Мы поняли, что старик заупрямился и теперь его никак не переубедишь, и понуро побрели из лощины. Солнце уже сползало за горизонт. Наши тени смешно вытянулись к горизонту. Руки болтались у теней, точно плети. Ноги переступают, словно ходули. Головы стали похожи на злосчастные дыни, которых нам так и не удалось поесть. И все же мы невольно хохочем, сравнивая тени друг друга. Одну со ступой, другую с ящерицей, стоящей на задних лапах… Третью с кузнечиком-великаном… Словом, с чем только не сравниваем! Детская фантазия безбрежна!..
Поднявшись по извилистой тропе из лощины, мы разом оглянулись назад. Отсюда дом Шымырбая казался маленьким, приземистым. Дым из трубы вырывался клубами, будто кто-то курил под крышей. Сам старик стоял на крыше сарая, расстилал для просушки сено. Старуха сновала между домом и навесом, что-то уносила, приносила. А старый осел до сих пор в раздумье стоял над арбузом — крошечный, как игрушка.
— Вы слышали, один арбуз он пожалел разрезать, — процедил сквозь зубы Ажибек. — Мы-то тащились в такую даль, но осел ему все равно дороже. Ему дал арбуз, а нам отказал. Нет, я не прощу такой обиды! И не уйду, пока не наемся дынь и арбузов этого Шымырбая!
— Я тоже останусь, — тотчас присоединился Кайрат.
— Я тоже… я тоже! — зашумели все остальные.
— Смотрите, как я клянусь, что не отступлю от своего, — торжественно произнес Ажибек и, приложив к сердцу ладонь, поклонился заходящему солнцу. — Клянусь!
Глаза Ажибека исступленно сверкали, в зрачках отражались алые отблески багрового шара. Его поступок потряс нас своим величием. Так, наверное, клялись сказочные герои, собираясь в поход на врага. И мы, как прилежные ученики, повторили слова Ажибека.

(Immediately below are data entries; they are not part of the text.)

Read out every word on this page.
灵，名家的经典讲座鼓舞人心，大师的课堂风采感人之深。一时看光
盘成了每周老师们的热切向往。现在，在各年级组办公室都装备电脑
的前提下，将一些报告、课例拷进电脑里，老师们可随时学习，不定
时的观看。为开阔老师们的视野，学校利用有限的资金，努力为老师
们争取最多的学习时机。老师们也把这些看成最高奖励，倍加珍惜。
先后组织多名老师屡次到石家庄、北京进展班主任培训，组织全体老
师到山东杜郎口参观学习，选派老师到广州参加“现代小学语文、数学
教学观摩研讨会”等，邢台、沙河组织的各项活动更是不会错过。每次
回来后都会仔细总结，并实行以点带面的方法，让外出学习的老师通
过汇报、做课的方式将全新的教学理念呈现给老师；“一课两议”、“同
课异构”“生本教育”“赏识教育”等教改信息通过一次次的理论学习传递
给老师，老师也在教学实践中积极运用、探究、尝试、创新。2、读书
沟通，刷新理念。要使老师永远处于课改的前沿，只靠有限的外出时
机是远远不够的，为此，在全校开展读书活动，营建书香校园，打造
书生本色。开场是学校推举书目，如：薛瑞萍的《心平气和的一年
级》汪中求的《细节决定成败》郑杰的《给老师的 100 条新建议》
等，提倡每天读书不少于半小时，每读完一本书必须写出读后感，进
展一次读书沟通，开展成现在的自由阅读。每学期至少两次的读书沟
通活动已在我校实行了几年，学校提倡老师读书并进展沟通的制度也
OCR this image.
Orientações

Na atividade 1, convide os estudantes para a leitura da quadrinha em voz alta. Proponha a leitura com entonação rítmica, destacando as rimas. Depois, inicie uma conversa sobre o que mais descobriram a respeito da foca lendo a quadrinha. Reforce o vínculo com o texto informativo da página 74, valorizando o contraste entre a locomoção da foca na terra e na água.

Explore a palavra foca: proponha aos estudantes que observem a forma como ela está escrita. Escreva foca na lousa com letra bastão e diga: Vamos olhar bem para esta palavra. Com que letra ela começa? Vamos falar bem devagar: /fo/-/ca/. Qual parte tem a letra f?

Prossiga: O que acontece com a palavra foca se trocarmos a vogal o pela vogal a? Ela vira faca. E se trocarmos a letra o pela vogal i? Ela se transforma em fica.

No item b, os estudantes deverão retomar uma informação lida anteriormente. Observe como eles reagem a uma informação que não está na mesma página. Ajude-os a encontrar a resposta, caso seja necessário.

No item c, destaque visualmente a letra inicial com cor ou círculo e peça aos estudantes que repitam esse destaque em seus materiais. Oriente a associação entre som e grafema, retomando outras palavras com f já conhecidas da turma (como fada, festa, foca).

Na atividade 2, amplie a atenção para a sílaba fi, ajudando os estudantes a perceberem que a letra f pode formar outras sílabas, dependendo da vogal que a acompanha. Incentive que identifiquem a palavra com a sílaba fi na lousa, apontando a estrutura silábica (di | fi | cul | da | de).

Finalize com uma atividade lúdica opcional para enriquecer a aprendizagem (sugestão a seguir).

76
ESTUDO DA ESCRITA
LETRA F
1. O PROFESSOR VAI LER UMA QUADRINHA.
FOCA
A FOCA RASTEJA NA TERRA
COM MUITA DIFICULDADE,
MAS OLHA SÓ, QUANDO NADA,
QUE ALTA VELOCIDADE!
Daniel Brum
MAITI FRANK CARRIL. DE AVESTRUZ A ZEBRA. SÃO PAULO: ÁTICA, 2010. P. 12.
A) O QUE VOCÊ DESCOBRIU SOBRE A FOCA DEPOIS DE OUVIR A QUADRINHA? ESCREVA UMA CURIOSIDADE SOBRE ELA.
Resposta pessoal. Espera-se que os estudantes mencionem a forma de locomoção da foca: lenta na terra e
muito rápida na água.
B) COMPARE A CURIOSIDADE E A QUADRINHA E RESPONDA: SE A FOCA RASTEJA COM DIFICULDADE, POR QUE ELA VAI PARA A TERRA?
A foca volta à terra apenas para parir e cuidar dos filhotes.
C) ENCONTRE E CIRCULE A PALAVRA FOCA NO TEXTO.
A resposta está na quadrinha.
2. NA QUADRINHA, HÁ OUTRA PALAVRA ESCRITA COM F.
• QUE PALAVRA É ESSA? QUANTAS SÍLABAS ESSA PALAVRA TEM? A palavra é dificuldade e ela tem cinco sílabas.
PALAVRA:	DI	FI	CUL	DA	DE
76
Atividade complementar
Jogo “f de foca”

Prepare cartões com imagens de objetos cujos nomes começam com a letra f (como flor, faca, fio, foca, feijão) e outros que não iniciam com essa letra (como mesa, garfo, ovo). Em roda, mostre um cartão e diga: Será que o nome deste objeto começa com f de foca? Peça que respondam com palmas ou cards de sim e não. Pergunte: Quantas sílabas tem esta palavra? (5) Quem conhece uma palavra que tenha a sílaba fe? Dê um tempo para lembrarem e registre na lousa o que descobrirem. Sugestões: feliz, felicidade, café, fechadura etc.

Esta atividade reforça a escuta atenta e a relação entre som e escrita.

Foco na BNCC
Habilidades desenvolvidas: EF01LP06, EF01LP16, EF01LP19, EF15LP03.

— А теперь переждем в кустах, пока сядет солнце. И обдумаем план нападения, — сказал Ажибек, довольный нашим согласием.
Мы воображали себя доблестными воинами, которым предстоит незаметно пробраться в стан противника. Ажибек так и сказал нам:
— Я буду полководцем, а вы моими сарбазами! И тот, кто хоть одного из нас обидит, будет наш общий враг!
Мы переполнились восторгом! Стать воином самого Ажибека — да об этом каждый только мечтал.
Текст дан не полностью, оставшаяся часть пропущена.